In junior high I was a cheerleader, and in high school I was on swim team. At 155 pounds (70.5 kilos for the metric among you), I was wide (I have broad shoulders), but the weight hung well on me. Unfortunately, everything changed in college. My freshman 15 was a freshman 40 that never left, and by the time I graduated I was consistently hovering around the 210 mark. However, I was very active, working as an arts educator for my full time job, and I felt while not healthy, at least reasonably okay about my weight. Unfortunately, when I was 28 my life took a turn for the worse. I was diagnosed as bipolar, and put on a drug that both saved me and killed me - Symbyax. A drug that combined the metabolizing destroying properties of Zyprexa with the pound packing punch of Prozac. In a year and a half, I gained 82 lbs. I was perilously close to the big 300. I was...ugh. Constant pain, shortness of breath, depression, and everything else that comes along with a body that feels like it was dragging me down. I got off Symbyax, but couldn't shake the weight. I tried some of the biggest name products out there - Jenny Craig, Weight Watchers, Power 90, Slim in 6, weight bands, that crappy little wheel thingie you use to do adjusted push ups with. That doesn't even take into account the myriad of herbal supplements, 'cleansing' kits, and other capsules full of seaweed, cardboard, and cat poop if their flavor on the way down was to be believed. I took 40 lbs off in a few years, and then promptly found a great guy, moved halfway around the world to marry him, and got knocked up. Hello, weight gain again.
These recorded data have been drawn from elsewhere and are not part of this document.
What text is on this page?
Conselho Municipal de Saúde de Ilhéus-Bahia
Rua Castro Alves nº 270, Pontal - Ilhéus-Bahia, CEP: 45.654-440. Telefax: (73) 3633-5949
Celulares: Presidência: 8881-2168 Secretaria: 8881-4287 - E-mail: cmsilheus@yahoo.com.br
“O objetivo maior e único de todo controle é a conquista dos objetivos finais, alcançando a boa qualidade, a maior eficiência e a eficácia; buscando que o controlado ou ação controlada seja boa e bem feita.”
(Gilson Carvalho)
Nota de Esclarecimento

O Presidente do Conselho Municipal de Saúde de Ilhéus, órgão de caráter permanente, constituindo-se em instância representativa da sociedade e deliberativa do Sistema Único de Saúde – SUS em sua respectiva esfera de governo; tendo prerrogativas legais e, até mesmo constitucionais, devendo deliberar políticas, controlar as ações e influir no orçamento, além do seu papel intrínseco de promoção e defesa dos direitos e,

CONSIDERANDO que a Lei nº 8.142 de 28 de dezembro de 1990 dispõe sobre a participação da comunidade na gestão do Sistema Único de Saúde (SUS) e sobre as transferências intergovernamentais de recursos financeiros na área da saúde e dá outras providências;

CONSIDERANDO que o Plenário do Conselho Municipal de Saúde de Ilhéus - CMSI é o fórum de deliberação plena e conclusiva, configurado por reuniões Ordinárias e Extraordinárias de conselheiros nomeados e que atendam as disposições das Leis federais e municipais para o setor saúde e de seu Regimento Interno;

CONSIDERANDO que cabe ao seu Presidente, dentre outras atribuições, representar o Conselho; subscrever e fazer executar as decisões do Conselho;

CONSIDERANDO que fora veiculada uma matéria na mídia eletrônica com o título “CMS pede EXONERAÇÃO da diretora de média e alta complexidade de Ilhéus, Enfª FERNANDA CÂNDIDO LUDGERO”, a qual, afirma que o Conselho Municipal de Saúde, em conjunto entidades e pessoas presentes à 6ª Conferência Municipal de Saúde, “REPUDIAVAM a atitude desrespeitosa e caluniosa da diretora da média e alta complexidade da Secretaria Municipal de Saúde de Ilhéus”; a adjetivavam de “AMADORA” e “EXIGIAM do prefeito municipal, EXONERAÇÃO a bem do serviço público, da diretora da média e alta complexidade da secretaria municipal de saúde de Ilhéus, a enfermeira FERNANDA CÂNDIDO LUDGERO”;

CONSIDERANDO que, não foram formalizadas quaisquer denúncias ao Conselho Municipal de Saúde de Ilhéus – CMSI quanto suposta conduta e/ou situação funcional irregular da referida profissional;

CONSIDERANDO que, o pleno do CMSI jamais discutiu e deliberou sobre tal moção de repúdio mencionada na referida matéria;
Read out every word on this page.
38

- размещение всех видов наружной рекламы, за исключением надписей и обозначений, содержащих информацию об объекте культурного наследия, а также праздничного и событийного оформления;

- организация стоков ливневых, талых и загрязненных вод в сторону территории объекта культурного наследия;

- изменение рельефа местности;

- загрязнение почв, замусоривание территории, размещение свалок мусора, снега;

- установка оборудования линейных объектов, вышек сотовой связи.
So here we are. I don't even know how much I weigh - I have an appt at my doctors, so I can talk to them about healthy options before I start exercise and eating. I have several things to contend with, including:
- Bipolar - both the emotional/hormonal changes concerning weight loss, as well as the meds I am currently on
- Asthma - currently managed with ventolin inhaler
- Allergies - seasonal, but kill my lung capacity
- Past back injury - I broke 4 vertebrae in an accident when I was 19, and still have slight mobility issues
BUT, I have a lot going for me, such as
- Kid and hubby I want to be around in the next few years for
- Very supportive inferstructure
- This blog
- My doctors, including regular practician, psychiatrist, and therapist
- The fact that my fat ass is going to be seen by a billion or so people around the world in a few months.